Le conseil économique, social et environnemental (Cese)« rejette toute interprétation du principe de laïcité qui tendrait à restreindre une liberté fondamentale ». Dans un projet d’avis sur « le fait religieux dans l’entreprise », dont la version définitive sera présentée le 12 novembre, la troisième chambre de la République ne se montre pas favorable à une intervention du législateur pour limiter les revendications ou pratiques dans le monde professionnel.
« La laïcité est un principe d’organisation de l’État », rappellent les auteurs du rapport, Édith Arnoult-Brill et Gabrielle Simon, qui proposent « des réponses managériales diversifiées en vue de permettre à l’entreprise de gérer la diversité religieuse (…) ».
Augmentation des revendications religieuses sur le lieu de travail
Les auditions de chercheurs et de responsables de ressources humaines menées par le Cese révèlent pourtant une augmentation des revendications religieuses sur le lieu de travail. Certes, ce n’est pas un « raz de marée » qui serait « à même d’entraver à grande échelle l’activité des entreprises » mais « une question émergente ».
Si les sujets des fêtes religieuses, des interdits alimentaires ou de la pratique du jeûne ne semblent pas poser de grandes difficultés, d’autres sont plus sensibles. C’est le cas du port des signes religieux et, surtout, du prosélytisme ou de certains comportements de salariés comme le rejet de la mixité.
« Méconnaissance » des règles applicables
Face à cette situation, le Cese s’inquiète d’une « méconnaissance » des règles applicables qui poussent les entreprises à adopter soit une posture de « refus systématique » des demandes soit, à l’inverse, une attitude de « grande complaisance ». Pourtant, le droit en ce domaine est, certes, « complexe » mais d’une « grande cohérence ».
L’article L.1121 du code du travail permet ainsi à une direction d’encadrer une tenue ou une pratique religieuse à condition qu’une telle restriction soit « justifiée par la nature de la tâche à accomplir » et « proportionnée au but recherché », tandis que la jurisprudence sur des demandes comme celle des fêtes chômées est bien fixée.
Parmi ses propositions, le Cese recommande que « les règles de droits applicables (loi et jurisprudence) soient rappelées par la voie d’une circulaire ». Il propose la diffusion officielle d’un calendrier des fêtes religieuses auprès des chefs d’entreprise pour leur permettre de mieux anticiper les demandes d’absence. Il insiste encore sur la formation des managers et des représentants des salariés ou la diffusion des bonnes pratiques.
Le cas de la petite enfance
Le rapport revient aussi sur la question de l’interdiction de signes religieux dans les structures qui œuvrent dans le domaine de la petite enfance. En mars dernier, la Cour de cassation avait annulé le licenciement d’une puéricultrice voilée de la crèche Baby-Loup au motif que, même si l’association remplit une mission d’intérêt général, elle ne peut imposer à ses salariés un devoir général de neutralité propre aux fonctionnaires.
Cet arrêt avait incité l’UMP à déposer une proposition de loi pour permettre aux entreprises d’inscrire un principe de neutralité dans leur règlement intérieur et le président François Hollande avait décidé de confier une mission de réflexion à l’Observatoire de la laïcité.
Solutions juridiques à l’étude
Le Cese a étudié plusieurs solutions juridiques.

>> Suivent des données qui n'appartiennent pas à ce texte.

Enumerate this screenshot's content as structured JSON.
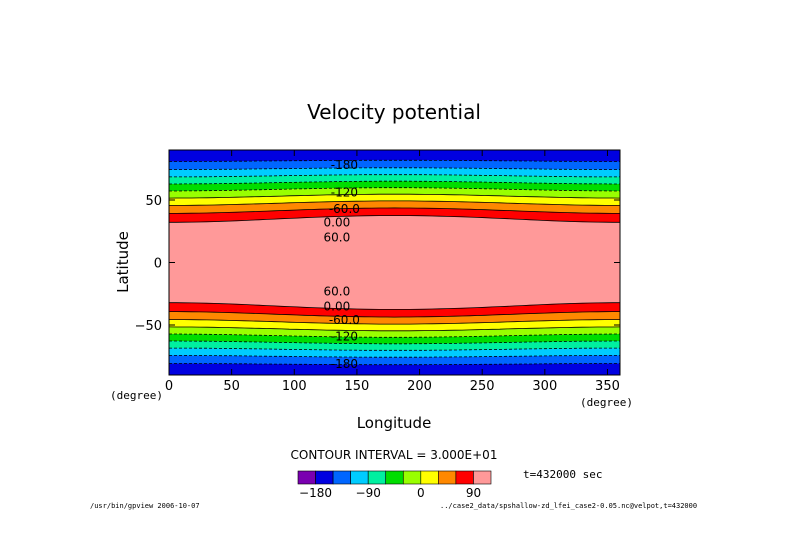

La première consisterait à étendre le principe de laïcité aux structures privées des secteurs social, médico-social ou de la petite enfance. La seconde consisterait à leur accorder le statut « d’entreprises de tendance » qui leur permettrait de revendiquer une orientation agnostique ou athée.
Mais le Cese estime que l’une et l’autre de ces solutions rencontrent « de sérieux obstacles de principe ». Il propose que, « sans recourir à la loi, les branches traitant de la situation des publics vulnérables soient invitées à s’impliquer (…) dans la rédaction de guides pratiques, à l’instar de ceux existant dans certaines entreprises… ».
L’avis du Cese sera ainsi le troisième, en quelques semaines, à mettre en garde le législateur. La Commission nationale consultative des droits de l’homme (CNCDH) avait estimé, le 26 septembre, que le corpus juridique était complexe, éclaté mais suffisant. « Il est sage de ne pas demander à la loi ce qu’elle ne peut produire », affirmait-elle. La recommandation de l’Observatoire de la laïcité, le 15 octobre, allait dans le même sens.